What is the Geological Time Scale?
The geological time scale is a system geologists use to subdivide the great span of time since the origin of the Earth. In other words, when the duration (time range) of the division in the geological column is given in terms of years, the arrangement is called “Geological time scale.”
Geologic Time Scale EON
EON is the largest unit on the geologic time scale. It’s also called eonothems. There are two EONs on the time scale.
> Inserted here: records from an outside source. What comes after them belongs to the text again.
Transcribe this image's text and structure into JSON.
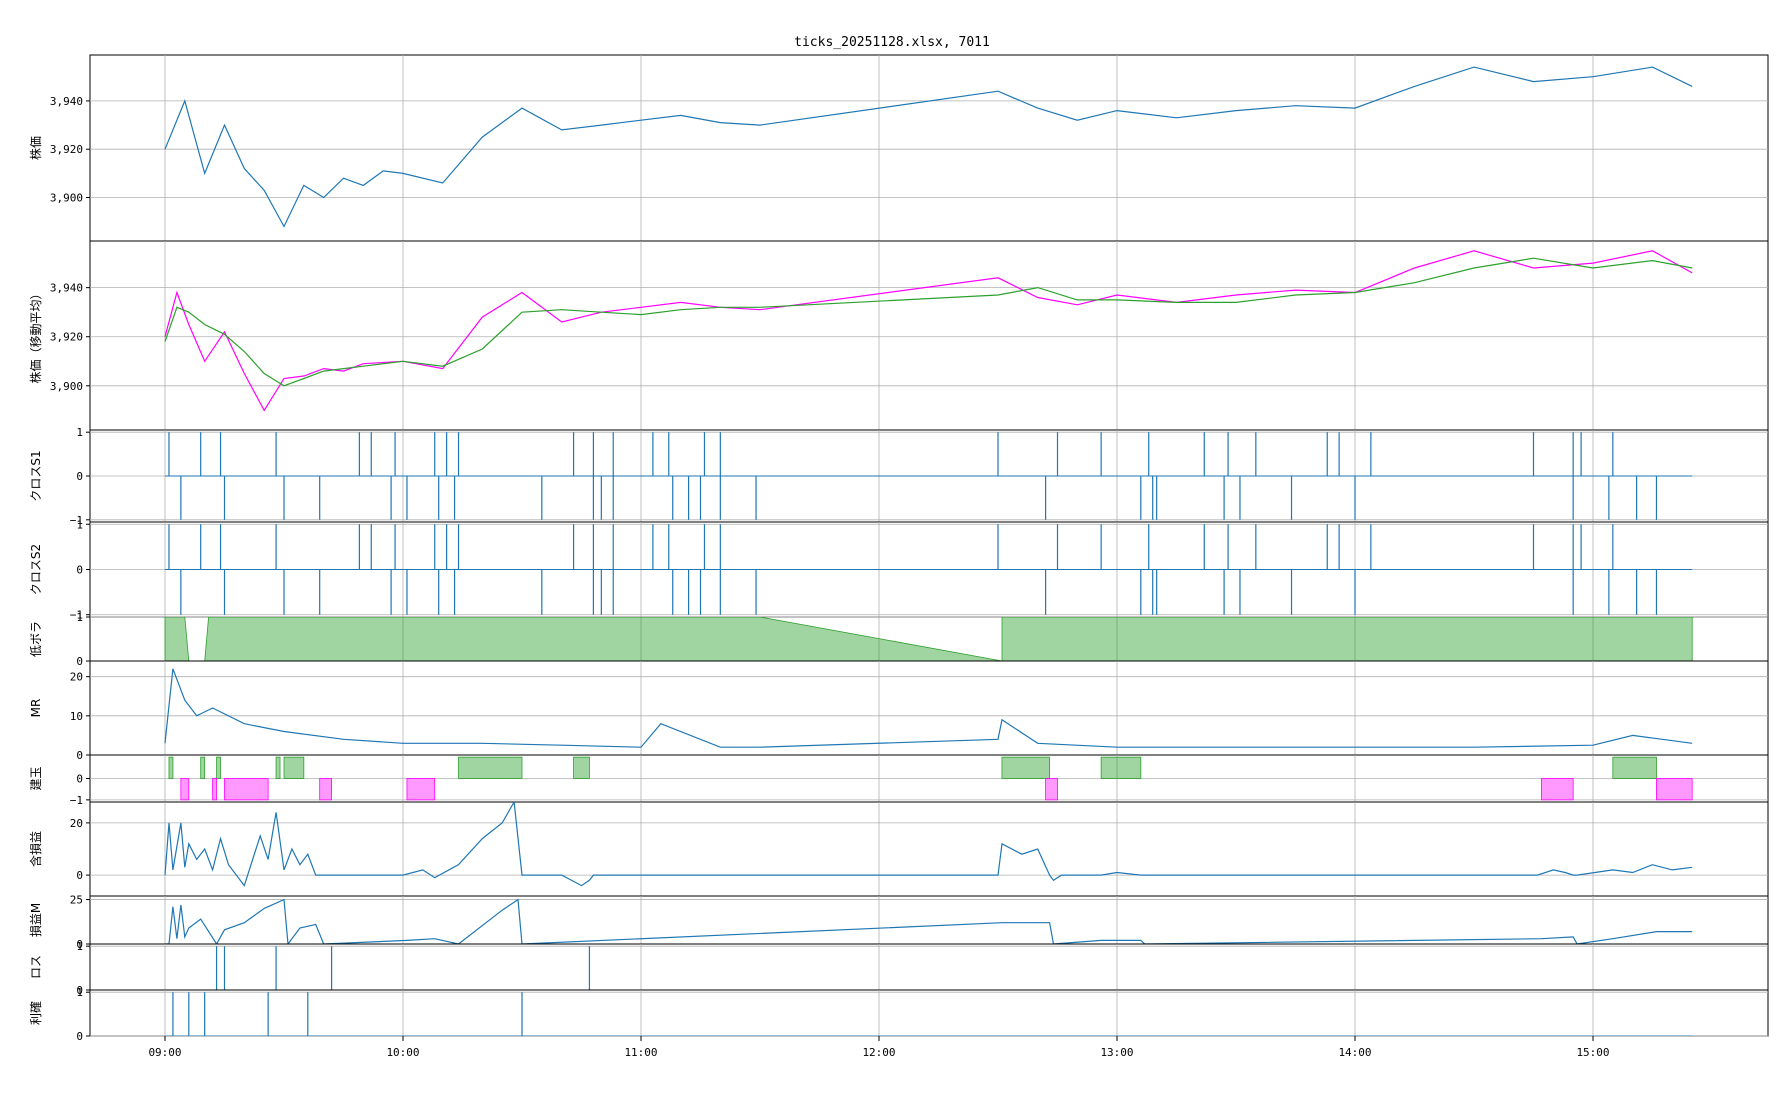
{
  "title": "ticks_20251128.xlsx, 7011",
  "colors": {
    "primary": "#1f77b4",
    "magenta": "#ff00ff",
    "green": "#2ca02c",
    "grid": "#b0b0b0",
    "axis": "#000000"
  },
  "x_ticks": [
    "09:00",
    "10:00",
    "11:00",
    "12:00",
    "13:00",
    "14:00",
    "15:00"
  ],
  "chart_data": [
    {
      "type": "line",
      "ylabel": "株価",
      "ylim": [
        3882,
        3959
      ],
      "yticks": [
        3900,
        3920,
        3940
      ],
      "ytick_labels": [
        "3,900",
        "3,920",
        "3,940"
      ],
      "series": [
        {
          "times": [
            "09:00",
            "09:05",
            "09:10",
            "09:15",
            "09:20",
            "09:25",
            "09:30",
            "09:35",
            "09:40",
            "09:45",
            "09:50",
            "09:55",
            "10:00",
            "10:10",
            "10:20",
            "10:30",
            "10:40",
            "10:50",
            "11:00",
            "11:10",
            "11:20",
            "11:30",
            "12:30",
            "12:40",
            "12:50",
            "13:00",
            "13:15",
            "13:30",
            "13:45",
            "14:00",
            "14:15",
            "14:30",
            "14:45",
            "15:00",
            "15:15",
            "15:25"
          ],
          "values": [
            3920,
            3940,
            3910,
            3930,
            3912,
            3903,
            3888,
            3905,
            3900,
            3908,
            3905,
            3911,
            3910,
            3906,
            3925,
            3937,
            3928,
            3930,
            3932,
            3934,
            3931,
            3930,
            3944,
            3937,
            3932,
            3936,
            3933,
            3936,
            3938,
            3937,
            3946,
            3954,
            3948,
            3950,
            3954,
            3946
          ]
        }
      ]
    },
    {
      "type": "line",
      "ylabel": "株価（移動平均）",
      "ylim": [
        3882,
        3959
      ],
      "yticks": [
        3900,
        3920,
        3940
      ],
      "ytick_labels": [
        "3,900",
        "3,920",
        "3,940"
      ],
      "series": [
        {
          "times": [
            "09:00",
            "09:03",
            "09:06",
            "09:10",
            "09:15",
            "09:20",
            "09:25",
            "09:30",
            "09:35",
            "09:40",
            "09:45",
            "09:50",
            "10:00",
            "10:10",
            "10:20",
            "10:30",
            "10:40",
            "10:50",
            "11:00",
            "11:10",
            "11:20",
            "11:30",
            "12:30",
            "12:40",
            "12:50",
            "13:00",
            "13:15",
            "13:30",
            "13:45",
            "14:00",
            "14:15",
            "14:30",
            "14:45",
            "15:00",
            "15:15",
            "15:25"
          ],
          "values": [
            3920,
            3938,
            3925,
            3910,
            3922,
            3905,
            3890,
            3903,
            3904,
            3907,
            3906,
            3909,
            3910,
            3907,
            3928,
            3938,
            3926,
            3930,
            3932,
            3934,
            3932,
            3931,
            3944,
            3936,
            3933,
            3937,
            3934,
            3937,
            3939,
            3938,
            3948,
            3955,
            3948,
            3950,
            3955,
            3946
          ]
        },
        {
          "times": [
            "09:00",
            "09:03",
            "09:06",
            "09:10",
            "09:15",
            "09:20",
            "09:25",
            "09:30",
            "09:35",
            "09:40",
            "09:45",
            "09:50",
            "10:00",
            "10:10",
            "10:20",
            "10:30",
            "10:40",
            "10:50",
            "11:00",
            "11:10",
            "11:20",
            "11:30",
            "12:30",
            "12:40",
            "12:50",
            "13:00",
            "13:15",
            "13:30",
            "13:45",
            "14:00",
            "14:15",
            "14:30",
            "14:45",
            "15:00",
            "15:15",
            "15:25"
          ],
          "values": [
            3918,
            3932,
            3930,
            3925,
            3921,
            3914,
            3905,
            3900,
            3903,
            3906,
            3907,
            3908,
            3910,
            3908,
            3915,
            3930,
            3931,
            3930,
            3929,
            3931,
            3932,
            3932,
            3937,
            3940,
            3935,
            3935,
            3934,
            3934,
            3937,
            3938,
            3942,
            3948,
            3952,
            3948,
            3951,
            3948
          ]
        }
      ]
    },
    {
      "type": "event",
      "ylabel": "クロスS1",
      "ylim": [
        -1.05,
        1.05
      ],
      "yticks": [
        -1,
        0,
        1
      ],
      "ytick_labels": [
        "−1",
        "0",
        "1"
      ],
      "up_times": [
        "09:01",
        "09:09",
        "09:14",
        "09:28",
        "09:49",
        "09:52",
        "09:58",
        "10:08",
        "10:11",
        "10:14",
        "10:43",
        "10:48",
        "10:53",
        "11:03",
        "11:07",
        "11:16",
        "11:20",
        "12:30",
        "12:45",
        "12:56",
        "13:08",
        "13:22",
        "13:28",
        "13:35",
        "13:53",
        "13:56",
        "14:04",
        "14:45",
        "14:55",
        "14:57",
        "15:05"
      ],
      "down_times": [
        "09:04",
        "09:15",
        "09:30",
        "09:39",
        "09:57",
        "10:01",
        "10:09",
        "10:13",
        "10:35",
        "10:48",
        "10:50",
        "10:53",
        "11:08",
        "11:12",
        "11:15",
        "11:20",
        "11:29",
        "12:42",
        "13:06",
        "13:09",
        "13:10",
        "13:27",
        "13:31",
        "13:44",
        "14:00",
        "14:55",
        "15:04",
        "15:11",
        "15:16"
      ]
    },
    {
      "type": "event",
      "ylabel": "クロスS2",
      "ylim": [
        -1.05,
        1.05
      ],
      "yticks": [
        -1,
        0,
        1
      ],
      "ytick_labels": [
        "−1",
        "0",
        "1"
      ],
      "up_times": [
        "09:01",
        "09:09",
        "09:14",
        "09:28",
        "09:49",
        "09:52",
        "09:58",
        "10:08",
        "10:11",
        "10:14",
        "10:43",
        "10:48",
        "10:53",
        "11:03",
        "11:07",
        "11:16",
        "11:20",
        "12:30",
        "12:45",
        "12:56",
        "13:08",
        "13:22",
        "13:28",
        "13:35",
        "13:53",
        "13:56",
        "14:04",
        "14:45",
        "14:55",
        "14:57",
        "15:05"
      ],
      "down_times": [
        "09:04",
        "09:15",
        "09:30",
        "09:39",
        "09:57",
        "10:01",
        "10:09",
        "10:13",
        "10:35",
        "10:48",
        "10:50",
        "10:53",
        "11:08",
        "11:12",
        "11:15",
        "11:20",
        "11:29",
        "12:42",
        "13:06",
        "13:09",
        "13:10",
        "13:27",
        "13:31",
        "13:44",
        "14:00",
        "14:55",
        "15:04",
        "15:11",
        "15:16"
      ]
    },
    {
      "type": "area",
      "ylabel": "低ボラ",
      "ylim": [
        0,
        1
      ],
      "yticks": [
        0,
        1
      ],
      "ytick_labels": [
        "0",
        "1"
      ],
      "segments": [
        {
          "times": [
            "09:00",
            "09:05",
            "09:06",
            "09:10",
            "09:11",
            "09:30",
            "09:31",
            "10:00",
            "10:01",
            "10:30",
            "10:31",
            "11:00",
            "11:01",
            "11:25",
            "11:30",
            "12:31",
            "12:31",
            "13:00",
            "13:01",
            "13:30",
            "13:31",
            "14:00",
            "14:01",
            "14:30",
            "14:31",
            "15:00",
            "15:01",
            "15:25"
          ],
          "values": [
            1,
            1,
            0,
            0,
            1,
            1,
            1,
            1,
            1,
            1,
            1,
            1,
            1,
            1,
            1,
            0,
            1,
            1,
            1,
            1,
            1,
            1,
            1,
            1,
            1,
            1,
            1,
            1
          ]
        }
      ]
    },
    {
      "type": "line",
      "ylabel": "MR",
      "ylim": [
        0,
        24
      ],
      "yticks": [
        0,
        10,
        20
      ],
      "ytick_labels": [
        "0",
        "10",
        "20"
      ],
      "series": [
        {
          "times": [
            "09:00",
            "09:02",
            "09:05",
            "09:08",
            "09:12",
            "09:20",
            "09:30",
            "09:45",
            "10:00",
            "10:20",
            "10:40",
            "11:00",
            "11:05",
            "11:20",
            "11:30",
            "12:30",
            "12:31",
            "12:40",
            "13:00",
            "13:30",
            "14:00",
            "14:30",
            "15:00",
            "15:10",
            "15:25"
          ],
          "values": [
            3,
            22,
            14,
            10,
            12,
            8,
            6,
            4,
            3,
            3,
            2.5,
            2,
            8,
            2,
            2,
            4,
            9,
            3,
            2,
            2,
            2,
            2,
            2.5,
            5,
            3
          ]
        }
      ]
    },
    {
      "type": "position",
      "ylabel": "建玉",
      "ylim": [
        -1.1,
        1.1
      ],
      "yticks": [
        -1,
        0
      ],
      "ytick_labels": [
        "−1",
        "0"
      ],
      "long_intervals": [
        [
          "09:01",
          "09:02"
        ],
        [
          "09:09",
          "09:10"
        ],
        [
          "09:13",
          "09:14"
        ],
        [
          "09:28",
          "09:29"
        ],
        [
          "09:30",
          "09:35"
        ],
        [
          "10:14",
          "10:30"
        ],
        [
          "10:43",
          "10:47"
        ],
        [
          "12:31",
          "12:43"
        ],
        [
          "12:56",
          "13:06"
        ],
        [
          "15:05",
          "15:16"
        ]
      ],
      "short_intervals": [
        [
          "09:04",
          "09:06"
        ],
        [
          "09:12",
          "09:13"
        ],
        [
          "09:15",
          "09:26"
        ],
        [
          "09:39",
          "09:42"
        ],
        [
          "10:01",
          "10:08"
        ],
        [
          "12:42",
          "12:45"
        ],
        [
          "14:47",
          "14:55"
        ],
        [
          "15:16",
          "15:25"
        ]
      ]
    },
    {
      "type": "line",
      "ylabel": "含損益",
      "ylim": [
        -8,
        28
      ],
      "yticks": [
        0,
        20
      ],
      "ytick_labels": [
        "0",
        "20"
      ],
      "series": [
        {
          "times": [
            "09:00",
            "09:01",
            "09:02",
            "09:04",
            "09:05",
            "09:06",
            "09:08",
            "09:10",
            "09:12",
            "09:14",
            "09:16",
            "09:20",
            "09:24",
            "09:26",
            "09:28",
            "09:30",
            "09:32",
            "09:34",
            "09:36",
            "09:38",
            "09:40",
            "09:42",
            "10:00",
            "10:05",
            "10:08",
            "10:14",
            "10:20",
            "10:25",
            "10:28",
            "10:30",
            "10:31",
            "10:40",
            "10:45",
            "10:47",
            "10:48",
            "12:30",
            "12:31",
            "12:36",
            "12:40",
            "12:43",
            "12:44",
            "12:46",
            "12:56",
            "13:00",
            "13:06",
            "13:07",
            "14:46",
            "14:50",
            "14:53",
            "14:55",
            "14:56",
            "15:05",
            "15:10",
            "15:15",
            "15:20",
            "15:25"
          ],
          "values": [
            0,
            20,
            2,
            20,
            3,
            12,
            6,
            10,
            2,
            14,
            4,
            -4,
            15,
            6,
            24,
            2,
            10,
            4,
            8,
            0,
            0,
            0,
            0,
            2,
            -1,
            4,
            14,
            20,
            28,
            0,
            0,
            0,
            -4,
            -2,
            0,
            0,
            12,
            8,
            10,
            0,
            -2,
            0,
            0,
            1,
            0,
            0,
            0,
            2,
            1,
            0,
            0,
            2,
            1,
            4,
            2,
            3
          ]
        }
      ]
    },
    {
      "type": "line",
      "ylabel": "損益M",
      "ylim": [
        0,
        27
      ],
      "yticks": [
        0,
        25
      ],
      "ytick_labels": [
        "0",
        "25"
      ],
      "series": [
        {
          "times": [
            "09:00",
            "09:01",
            "09:02",
            "09:03",
            "09:04",
            "09:05",
            "09:06",
            "09:09",
            "09:13",
            "09:15",
            "09:20",
            "09:25",
            "09:30",
            "09:31",
            "09:34",
            "09:38",
            "09:40",
            "10:01",
            "10:08",
            "10:14",
            "10:25",
            "10:29",
            "10:30",
            "12:31",
            "12:43",
            "12:44",
            "12:56",
            "13:06",
            "13:07",
            "14:47",
            "14:55",
            "14:56",
            "15:05",
            "15:16",
            "15:25"
          ],
          "values": [
            0,
            0,
            21,
            3,
            22,
            4,
            9,
            14,
            0,
            8,
            12,
            20,
            25,
            0,
            9,
            11,
            0,
            2,
            3,
            0,
            19,
            25,
            0,
            12,
            12,
            0,
            2,
            2,
            0,
            3,
            4,
            0,
            3,
            7,
            7
          ]
        }
      ]
    },
    {
      "type": "event",
      "ylabel": "ロス",
      "ylim": [
        0,
        1.05
      ],
      "yticks": [
        0,
        1
      ],
      "ytick_labels": [
        "0",
        "1"
      ],
      "up_times": [
        "09:13",
        "09:15",
        "09:28",
        "09:42",
        "10:47"
      ],
      "down_times": []
    },
    {
      "type": "event",
      "ylabel": "利確",
      "ylim": [
        0,
        1.05
      ],
      "yticks": [
        0,
        1
      ],
      "ytick_labels": [
        "0",
        "1"
      ],
      "up_times": [
        "09:02",
        "09:06",
        "09:10",
        "09:26",
        "09:36",
        "10:30"
      ],
      "down_times": []
    }
  ]
}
- Precambrian (Oldest): 4.6 billion Years to 543 million Years
- Phanerozoic (Youngest): 543 Years to Present
Geologic Time Scale ERA
ERA is the second largest unit on the geological time scale. For the Phanerozoic EON, there were three ERAs.
- Cenozoic (Younger): 65 million years to present
- Mesozoic: 248 million to 65 million
- Paleozoic (Older): 543 million 248 million
Geologic time scale Periods
The Geologic time scale Period is the smallest unit of Geologic ERA.
- Quaternary (Younger): 1.8 million to present
- Tertiary: 65 million to 1.8 million years
- Cretaceous: 114 million to 65 million years
- Jurassic: 206 million to 144 million years
- Triassic: 248 million to 206 million years
- Pennsylvanian: 323 million to 290 million years
- Mississippian: 354 million to 354 million years
- Devonian: 417 million to 354 million years
- Silurian: 443 Ma to 417 Ma
- Ordovician: 490 Ma to 443 Ma
- Cambrian (Older): 543 Ma to 490 Ma
Geologic EPOCH
EPOCH is the smallest time unit on the geological time scale.
- Holocene (Younger): 0.01 Ma to present
- Pleistocene: 1.8 Ma to 0.01 Ma
- Pliocene: 5.3 Ma to 1.8 Ma
- Miocene: 23.7 Ma to 5.3 Ma
- Oligocene: 33.7 Ma to 23.7 Ma
- Eocene: 54.8 Ma to 33.7 Ma
- Paleocene (Older): 65 Ma to 54.8 Ma
The Earth timeline refers to the chronological history of our Earth from its formation to the present. Earth formation started 4.6 billion years ago.
There are four units. EON, ERA, PERIOD and EPOCH.